The town has a pleasant shingle beach. Ravenglass acquired its market charter from King John in 1208. The layout of the characterful main street harks back to the sixteenth century and is paved with sea cobbles.
The Estuary at Ravenglass
To the north of the town lies the Drigg Dunes, a Site of Special Scientific Interest, which is home to Europe's largest colony of black headed gulls. Over 250 species of wildflower can be found on the reserve, which also provides a home to the endangered Natterjack Toad and a host of seabirds, including the artic tern, oystercatcher and lapwing.
All that remains of the three hundred year Roman occupation of the town is the impressive Roman Bath House, which is otherwise known as Walls Castle. The bath house, which was established in AD 130, is one of the highest standing Roman remains in Britain. The building measures 40 by 90 feet, with walls over 12 feet high. The earthworks of the Roman fort can be seen near the bath house. The fort was built to guard what was probably a useful harbour, and there is evidence to suggest that the soldiers stationed there served in Hadrian's fleet. The bathhouse is now in the care of English Heritage.
The coast from Burgh-by-Sands to Ravenglass has been designated part of the Hadrian's Wall World Heritage Site.
The name Ravenglass is thought to derive from one of two sources, either 'rengles', the 'lot or share of a man called Glas' or the Old Irish 'rann' plus a personal name.
Nearby Muncaster Castle dates mainly from the nineteenth century but incorporates parts of a medieval castle, the building has been home to the Pennington family since the thirteenth century and once provided shelter to King Henry VI during his wanderings in the North during the Wars of the Roses.
The castle, which is reputed to be haunted, contains some superb furniture, tapestries and paintings as well as boasting magnificent gardens. Muncaster Castle is also the headquarters of the World Owl Trust.
Images 1 & 4 courtesy of Cumbria Tourist Board
A walk at Ravenglass
Length:- 5 miles
*Commencing at the village car park at Ravenglass, take the the footpath at the back of the car park. Cross a railway line and station and continue for a short distance until the footpath joins a rough road, turn right for about half a mile, passing the ruins of Walls Castle.

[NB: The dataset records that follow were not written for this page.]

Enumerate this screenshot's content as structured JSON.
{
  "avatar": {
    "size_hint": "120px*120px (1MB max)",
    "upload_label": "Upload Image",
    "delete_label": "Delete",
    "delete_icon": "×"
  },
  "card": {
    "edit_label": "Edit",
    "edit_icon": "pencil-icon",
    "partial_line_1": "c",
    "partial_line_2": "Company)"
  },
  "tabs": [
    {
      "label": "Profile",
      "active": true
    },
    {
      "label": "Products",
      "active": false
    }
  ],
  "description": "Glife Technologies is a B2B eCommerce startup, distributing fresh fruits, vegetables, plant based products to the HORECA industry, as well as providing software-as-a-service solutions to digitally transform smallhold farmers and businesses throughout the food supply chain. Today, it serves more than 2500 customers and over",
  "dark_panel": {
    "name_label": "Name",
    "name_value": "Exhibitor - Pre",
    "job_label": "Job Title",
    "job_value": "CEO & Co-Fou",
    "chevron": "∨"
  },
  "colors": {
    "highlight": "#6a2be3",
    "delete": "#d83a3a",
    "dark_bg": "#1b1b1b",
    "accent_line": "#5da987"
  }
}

*Proceed along the road until reaching a junction marked by yellow arrows, just before a house. Follow the path marked Newtown Cottage. Continue along this path for a short distance crossing over a small beck with a cottage in the distance. Just before the cottage, take the footpath marked by yellow arrow that cuts off to the left.
*Follow this footpath along the course of the beck through the trees, then across a field for about half a mile. Turn left at the junction just before the wooden building and continue for a short distance then cross the A595.

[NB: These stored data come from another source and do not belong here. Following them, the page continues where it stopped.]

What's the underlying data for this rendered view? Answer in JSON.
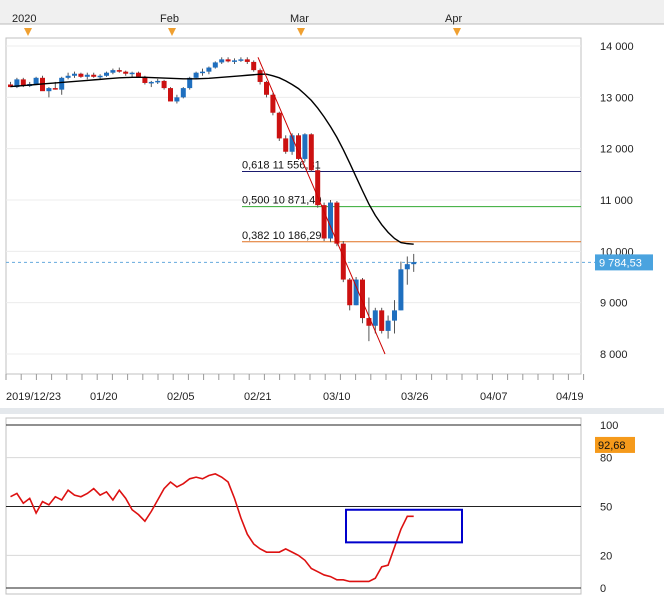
{
  "chart_data": [
    {
      "type": "candlestick",
      "top_axis": {
        "labels": [
          "2020",
          "Feb",
          "Mar",
          "Apr"
        ]
      },
      "y_axis": {
        "ticks": [
          8000,
          9000,
          10000,
          11000,
          12000,
          13000,
          14000
        ],
        "tick_labels": [
          "8 000",
          "9 000",
          "10 000",
          "11 000",
          "12 000",
          "13 000",
          "14 000"
        ],
        "range": [
          7700,
          14150
        ]
      },
      "x_axis": {
        "tick_labels": [
          "2019/12/23",
          "01/20",
          "02/05",
          "02/21",
          "03/10",
          "03/26",
          "04/07",
          "04/19"
        ]
      },
      "current_price": {
        "label": "9 784,53",
        "value": 9784.53,
        "color": "#3399cc"
      },
      "fibonacci_levels": [
        {
          "label": "0,618 11 556,31",
          "value": 11556.31,
          "color": "#1a1a6e"
        },
        {
          "label": "0,500 10 871,40",
          "value": 10871.4,
          "color": "#33aa33"
        },
        {
          "label": "0,382 10 186,29",
          "value": 10186.29,
          "color": "#e07020"
        }
      ],
      "trendline": {
        "from": 13780,
        "to": 8000,
        "color": "#cc0000"
      },
      "colors": {
        "up": "#1f6fbf",
        "down": "#cc1111",
        "moving_average": "#000000",
        "grid": "#cccccc"
      },
      "candles": [
        [
          13250,
          13300,
          13200,
          13200
        ],
        [
          13200,
          13380,
          13180,
          13350
        ],
        [
          13350,
          13380,
          13200,
          13220
        ],
        [
          13220,
          13300,
          13200,
          13260
        ],
        [
          13260,
          13400,
          13250,
          13380
        ],
        [
          13380,
          13420,
          13300,
          13120
        ],
        [
          13120,
          13200,
          13000,
          13180
        ],
        [
          13180,
          13300,
          13150,
          13150
        ],
        [
          13150,
          13400,
          13050,
          13380
        ],
        [
          13380,
          13480,
          13350,
          13420
        ],
        [
          13420,
          13500,
          13380,
          13460
        ],
        [
          13460,
          13480,
          13380,
          13400
        ],
        [
          13400,
          13480,
          13350,
          13440
        ],
        [
          13440,
          13480,
          13380,
          13400
        ],
        [
          13400,
          13450,
          13360,
          13420
        ],
        [
          13420,
          13500,
          13400,
          13480
        ],
        [
          13480,
          13560,
          13450,
          13530
        ],
        [
          13530,
          13580,
          13480,
          13500
        ],
        [
          13500,
          13520,
          13420,
          13460
        ],
        [
          13460,
          13500,
          13400,
          13480
        ],
        [
          13480,
          13500,
          13380,
          13400
        ],
        [
          13400,
          13420,
          13250,
          13280
        ],
        [
          13280,
          13320,
          13200,
          13300
        ],
        [
          13300,
          13360,
          13260,
          13320
        ],
        [
          13320,
          13340,
          13150,
          13180
        ],
        [
          13180,
          13200,
          12950,
          12920
        ],
        [
          12920,
          13050,
          12880,
          13000
        ],
        [
          13000,
          13200,
          12980,
          13180
        ],
        [
          13180,
          13400,
          13150,
          13380
        ],
        [
          13380,
          13500,
          13350,
          13480
        ],
        [
          13480,
          13560,
          13420,
          13500
        ],
        [
          13500,
          13600,
          13450,
          13580
        ],
        [
          13580,
          13700,
          13560,
          13680
        ],
        [
          13680,
          13780,
          13650,
          13740
        ],
        [
          13740,
          13780,
          13680,
          13700
        ],
        [
          13700,
          13760,
          13650,
          13720
        ],
        [
          13720,
          13780,
          13690,
          13740
        ],
        [
          13740,
          13780,
          13650,
          13690
        ],
        [
          13690,
          13720,
          13500,
          13530
        ],
        [
          13530,
          13560,
          13250,
          13300
        ],
        [
          13300,
          13320,
          13000,
          13050
        ],
        [
          13050,
          13080,
          12650,
          12700
        ],
        [
          12700,
          12720,
          12150,
          12200
        ],
        [
          12200,
          12260,
          11900,
          11940
        ],
        [
          11940,
          12300,
          11880,
          12260
        ],
        [
          12260,
          12300,
          11780,
          11800
        ],
        [
          11800,
          12300,
          11750,
          12280
        ],
        [
          12280,
          12300,
          11550,
          11580
        ],
        [
          11580,
          11620,
          10850,
          10900
        ],
        [
          10900,
          10950,
          10200,
          10250
        ],
        [
          10250,
          11000,
          10180,
          10950
        ],
        [
          10950,
          10980,
          10100,
          10150
        ],
        [
          10150,
          10200,
          9400,
          9450
        ],
        [
          9450,
          9480,
          8850,
          8950
        ],
        [
          8950,
          9500,
          8950,
          9450
        ],
        [
          9450,
          9480,
          8600,
          8700
        ],
        [
          8700,
          9100,
          8250,
          8550
        ],
        [
          8550,
          8900,
          8400,
          8850
        ],
        [
          8850,
          8900,
          8400,
          8450
        ],
        [
          8450,
          8750,
          8300,
          8650
        ],
        [
          8650,
          9050,
          8400,
          8850
        ],
        [
          8850,
          9800,
          8850,
          9650
        ],
        [
          9650,
          9900,
          9350,
          9750
        ],
        [
          9750,
          9950,
          9600,
          9790
        ]
      ],
      "moving_average": [
        13210,
        13220,
        13230,
        13240,
        13250,
        13260,
        13270,
        13280,
        13290,
        13300,
        13310,
        13320,
        13330,
        13340,
        13350,
        13360,
        13370,
        13380,
        13385,
        13390,
        13390,
        13390,
        13385,
        13380,
        13375,
        13370,
        13365,
        13360,
        13360,
        13360,
        13365,
        13370,
        13380,
        13390,
        13400,
        13410,
        13420,
        13430,
        13440,
        13450,
        13450,
        13420,
        13380,
        13320,
        13250,
        13170,
        13060,
        12940,
        12790,
        12620,
        12430,
        12220,
        11980,
        11720,
        11450,
        11180,
        10920,
        10700,
        10520,
        10370,
        10250,
        10170,
        10150,
        10140
      ]
    },
    {
      "type": "line",
      "y_axis": {
        "ticks": [
          0,
          20,
          50,
          80,
          100
        ],
        "tick_labels": [
          "0",
          "20",
          "50",
          "80",
          "100"
        ],
        "range": [
          0,
          100
        ]
      },
      "current_value": {
        "label": "92,68",
        "value": 92.68,
        "color": "#ff9900"
      },
      "series": [
        {
          "color": "#dd1111",
          "values": [
            56,
            58,
            52,
            55,
            46,
            53,
            51,
            56,
            54,
            60,
            57,
            56,
            58,
            61,
            57,
            59,
            54,
            60,
            55,
            48,
            45,
            41,
            47,
            54,
            61,
            65,
            62,
            64,
            67,
            68,
            67,
            69,
            70,
            68,
            65,
            55,
            43,
            33,
            27,
            24,
            22,
            22,
            22,
            24,
            22,
            20,
            17,
            12,
            10,
            8,
            7,
            5,
            5,
            4,
            4,
            4,
            4,
            6,
            13,
            14,
            25,
            36,
            44,
            44
          ]
        }
      ],
      "highlight_box": {
        "color": "#0000cc"
      }
    }
  ]
}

*Turn right and proceed along the pavement passing the entrance to Muncaster Castle until reaching a junction of footpaths, take the signposted footpath for Muncaster Mill. Just before you reach the house of Branken Wall on the hill ahead, turn right through the gate marked with a yellow arrow and follow the footpath through the narrow dale of trees.
*The footpath proceeds downhill to a junction, take the footpath signposted Ravenglass, follow this footpath around the bottom of the hill and cross the stile by the gate. Proceed across the field to cross another stile, continue with the fence on your right.
The footpath runs through a wooded area and meets
the A595, cross the road, turn right and continue walking to return to Ravenglass.